Kultur ist etwas für jedermann

Kultur ist nicht nur etwas für die "Großkopferten" und den offiziellen Kulturbetrieb. Kultur ist etwas für jedermann. Das haben der Luxemburger Carlo Sunnen und seine Ehefrau Grit Molitor auf originelle und sicherlich nicht immer ganz ungefährliche Art bewiesen.

Wormeldingen/Grevenmacher. Der Auftritt des der Philosophie verbundenen 63-jährigen Lehrers Carlo Sunnen und der Sprachlehrerin Grit Molitor ist mit dezenter Duftreminiszenz an "Trabi" oder "Wartburg" verbunden. Verantwortlich dafür ist ein winziger vor sich hin brabbelnder Evinrude-Außenborder am Heck ihres knallroten "Zodiac"-Gummiboots. Ganze vier Pferdestärken liefert der Zweitakt-Winzling an den Propeller, gerade so viel, dass der Schleppverband aus Schlauchboot und angehängtem Floß, unterstützt von der zurzeit kräftigen Moselströmung, sich verhältnismäßig flott zu Tal bewegt. Die Bergfahrt gerät eher zu einem Stop-and-go-Abenteuer, vor allem dann, wenn ein 1500-Tonnen-Frachter durch den Strom pflügt.

Erinnerung an vergessene Traditionen

Aber zu Berg wollen Carlo Sunnen und Ehefrau Grit Molitor auch gar nicht. Ihre Flussreise mit dem seltsam-abenteuerlichen Gefährt begann in Wormeldingen und endete am Ufer von Machtum. Auf den wenigen zurückgelegten Stromkilometern präsentierten die beiden ihren privaten Beitrag zum Ereignis "Kulturhauptstadt" - mit der Aufforderung, sich längst in Vergessenheit geratener Traditionen der Region zu erinnern.

Das selbst gebaute Floß aus vier mit Balken verbundenen Fässern symbolisiert die 600 Jahre lang betriebene Flößerei auf Mosel, Saar, Our und Sauer und erinnert an den später entstandenen Brauch der Küfer aus Vianden und Umgebung, ihre Fässer einfach ins Wasser zu werfen und sie von den Flüssen zu Tal treiben zu lassen, damit Trierer Weinhändler sie bei Trier bergen und einsammeln konnten.

Am Anfang war es nur eine Idee

Das beim Floßbau verwendete Langholz soll die allgemeine Flößerei symbolisieren. Fünf in einem offenen, auf dem Floß befestigten Kästchen stehende, verschlossene Dosen enthalten Erde aus fünf Regionen: Rheinland-Pfalz, Saarland, Luxemburg, Wallonien und Lothringen.

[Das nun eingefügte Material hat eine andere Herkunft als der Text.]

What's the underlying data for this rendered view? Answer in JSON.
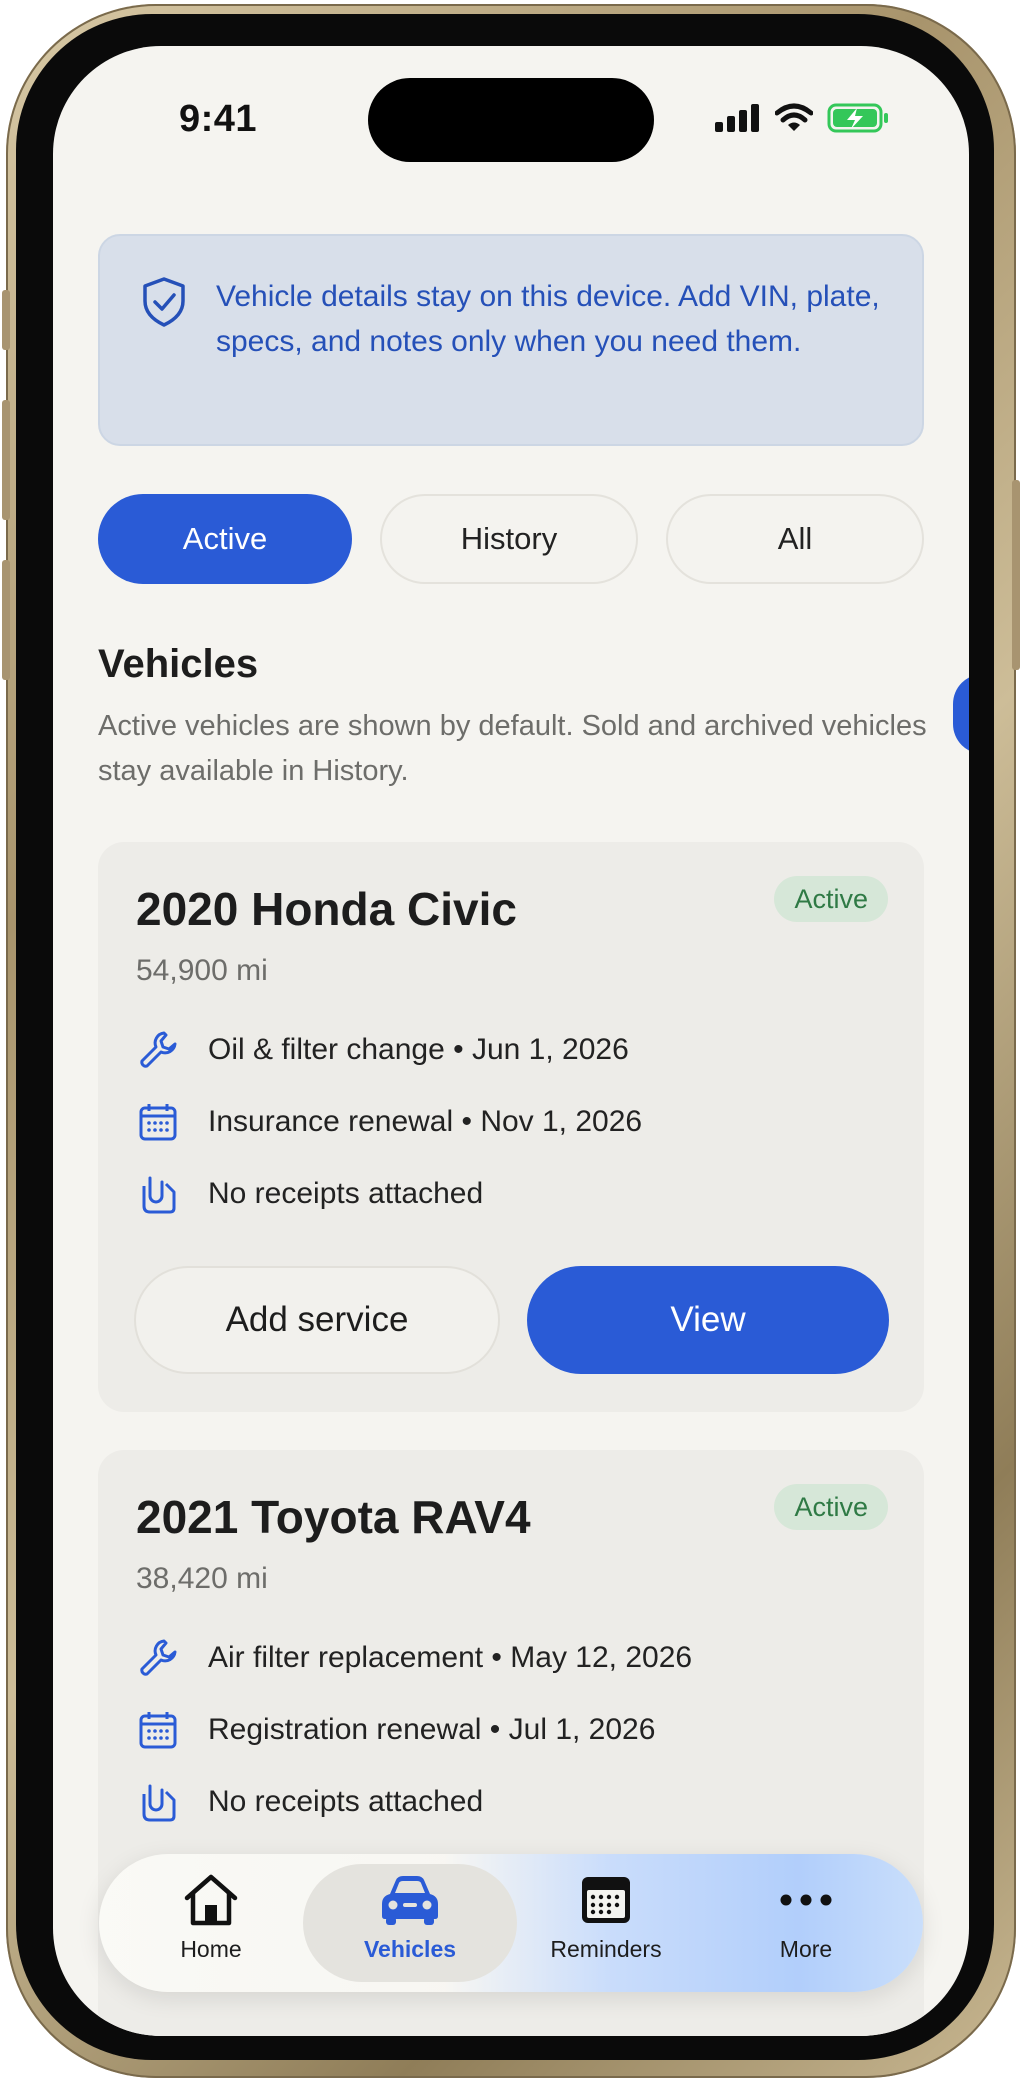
{
  "status": {
    "time": "9:41"
  },
  "notice": {
    "text": "Vehicle details stay on this device. Add VIN, plate, specs, and notes only when you need them."
  },
  "filters": {
    "active": "Active",
    "history": "History",
    "all": "All",
    "selected": "Active"
  },
  "section": {
    "title": "Vehicles",
    "subtitle": "Active vehicles are shown by default. Sold and archived vehicles stay available in History."
  },
  "vehicles": [
    {
      "title": "2020 Honda Civic",
      "badge": "Active",
      "miles": "54,900 mi",
      "service": "Oil & filter change • Jun 1, 2026",
      "reminder": "Insurance renewal • Nov 1, 2026",
      "receipts": "No receipts attached",
      "add_label": "Add service",
      "view_label": "View"
    },
    {
      "title": "2021 Toyota RAV4",
      "badge": "Active",
      "miles": "38,420 mi",
      "service": "Air filter replacement • May 12, 2026",
      "reminder": "Registration renewal • Jul 1, 2026",
      "receipts": "No receipts attached"
    }
  ],
  "tabs": {
    "home": "Home",
    "vehicles": "Vehicles",
    "reminders": "Reminders",
    "more": "More",
    "selected": "Vehicles"
  },
  "icons": {
    "notice": "shield-check-icon",
    "service": "wrench-icon",
    "reminder": "calendar-icon",
    "receipts": "paperclip-icon",
    "home": "house-icon",
    "vehicles": "car-icon",
    "reminders_tab": "calendar-icon",
    "more": "ellipsis-icon"
  },
  "colors": {
    "accent": "#2a5bd6",
    "badge_bg": "#d6e7d8",
    "badge_text": "#2f7a45",
    "notice_bg": "#d8dfea",
    "notice_text": "#2550b8",
    "battery": "#34c759"
  }
}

Carlo Sunnen nennt weder seinen kleinen Schleppverband noch die Aktion als Ganzes ein - was immer auch darunter zu verstehen sein mag - "Gesamtkunstwerk". Für ihn und Grit Molitor war es zunächst nur eine Idee, die von Ende Februar bis zum 15. Juli realisiert worden ist. "Das ist unser Beitrag auf ganz privater Basis", sagt er.

Vor knapp einem halben Jahrhundert hätte man Carlos und Grits Aktion, wenn überhaupt, als eines jener damals in Mode kommenden "Happenings" lächelnd oder belächelnd zur Kenntnis genommen.

Heute ist sie ein wenig Nostalgie, und - ein Stück stromauf - erinnert der nächste 1500-Tonnen-Frachter daran, dass mit der beschaulichen Flößerei heute kein Staat, will sagen: Gewinn, mehr zu machen ist.